Page 3 of 12

Port Cube

Posted: Sun Aug 14, 2022 3:34 pm
by Sherman
I can multitask. Nothing worthwhile is easy. Balti told me that.

Port Cube

Posted: Sun Aug 14, 2022 3:36 pm
by Britney
Thrilled to help! I'll rub your shoulders, Rocky. There, that's better.

Port Cube

Posted: Sun Aug 14, 2022 3:39 pm
by new_guy
Can you rub mine too?

Port Cube

Posted: Sun Aug 14, 2022 3:40 pm
by Britney
Eeeuww, no way.

Port Cube

Posted: Mon Aug 15, 2022 8:43 am
by Rocky
Thank you, Brit! I found the bug that was kicking my patootie. Should be plain sailing now.

EDIT: But that wasn't the only bug, see next post.

Port Cube

Posted: Tue Aug 16, 2022 4:38 pm
by Rocky
Ha, plain sailing. Famous last words. Two full days of agonizing over why my conversions were producing an over-saturated mess, even though I took the YUV<-->RGB conversions directly from DGHDRtoSDR (minus the depth reduction). Guys, I tried EVERYTHING. Well, except for one little thing that shouldn't have mattered. ;)

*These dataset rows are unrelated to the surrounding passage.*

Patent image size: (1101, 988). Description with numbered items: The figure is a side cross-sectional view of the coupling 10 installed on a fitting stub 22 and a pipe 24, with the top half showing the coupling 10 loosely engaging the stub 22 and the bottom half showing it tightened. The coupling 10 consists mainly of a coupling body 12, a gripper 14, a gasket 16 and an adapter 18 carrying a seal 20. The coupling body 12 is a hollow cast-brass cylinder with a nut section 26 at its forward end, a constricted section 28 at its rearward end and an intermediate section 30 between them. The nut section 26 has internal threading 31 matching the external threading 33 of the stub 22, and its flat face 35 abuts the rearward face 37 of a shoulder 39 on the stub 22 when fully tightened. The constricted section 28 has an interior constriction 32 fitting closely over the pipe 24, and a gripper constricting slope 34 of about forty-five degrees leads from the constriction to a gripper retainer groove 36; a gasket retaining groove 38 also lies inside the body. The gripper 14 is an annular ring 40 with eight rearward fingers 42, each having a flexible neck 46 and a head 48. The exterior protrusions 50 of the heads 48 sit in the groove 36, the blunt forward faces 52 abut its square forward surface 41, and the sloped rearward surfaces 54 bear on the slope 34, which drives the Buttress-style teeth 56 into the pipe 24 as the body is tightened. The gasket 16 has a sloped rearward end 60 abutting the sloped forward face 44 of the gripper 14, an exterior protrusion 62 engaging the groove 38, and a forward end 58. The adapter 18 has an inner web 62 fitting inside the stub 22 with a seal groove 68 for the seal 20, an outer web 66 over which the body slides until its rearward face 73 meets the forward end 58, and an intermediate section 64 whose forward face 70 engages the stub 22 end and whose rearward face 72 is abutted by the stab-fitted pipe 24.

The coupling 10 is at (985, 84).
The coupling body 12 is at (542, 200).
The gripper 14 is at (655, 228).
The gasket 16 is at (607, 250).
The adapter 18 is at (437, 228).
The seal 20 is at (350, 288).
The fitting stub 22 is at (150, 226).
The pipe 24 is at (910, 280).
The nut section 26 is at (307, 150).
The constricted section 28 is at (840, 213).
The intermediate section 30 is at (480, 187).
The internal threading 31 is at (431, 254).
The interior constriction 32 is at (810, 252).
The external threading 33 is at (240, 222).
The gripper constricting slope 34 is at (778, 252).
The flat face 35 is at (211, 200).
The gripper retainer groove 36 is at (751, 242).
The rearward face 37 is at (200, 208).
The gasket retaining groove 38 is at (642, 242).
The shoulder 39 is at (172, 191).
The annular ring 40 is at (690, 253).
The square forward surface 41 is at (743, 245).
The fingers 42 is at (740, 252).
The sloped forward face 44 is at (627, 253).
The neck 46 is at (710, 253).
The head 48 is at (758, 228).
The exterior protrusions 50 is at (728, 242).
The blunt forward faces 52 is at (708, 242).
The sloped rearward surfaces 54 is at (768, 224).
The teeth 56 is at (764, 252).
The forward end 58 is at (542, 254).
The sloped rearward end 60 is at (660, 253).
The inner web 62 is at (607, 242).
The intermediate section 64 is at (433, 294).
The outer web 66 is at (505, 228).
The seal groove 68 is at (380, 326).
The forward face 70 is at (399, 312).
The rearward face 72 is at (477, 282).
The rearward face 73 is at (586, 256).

So, I was going to try writing out the intermediate RGB to see if that was already messed up, or if it was a bug in the final RGB->YUV. Of course, to do that you cannot have an in-place filter (get src, read/write src, return src) because the received and returned formats would be different. Am I boring you? You need to do get src, read src, write dst, return dst. So I did that with dst = NewVideoFrameP() etc. but still I left in the final RGB->YUV and writing YUV just to test my dst handling. Whoa, suddenly the output was correct.

Image

It shouldn't have made a difference unless Avisynth+ is doing something different with MakeWritable() etc. that I am used to for in-place filters. But I don't care about that, just that it is working.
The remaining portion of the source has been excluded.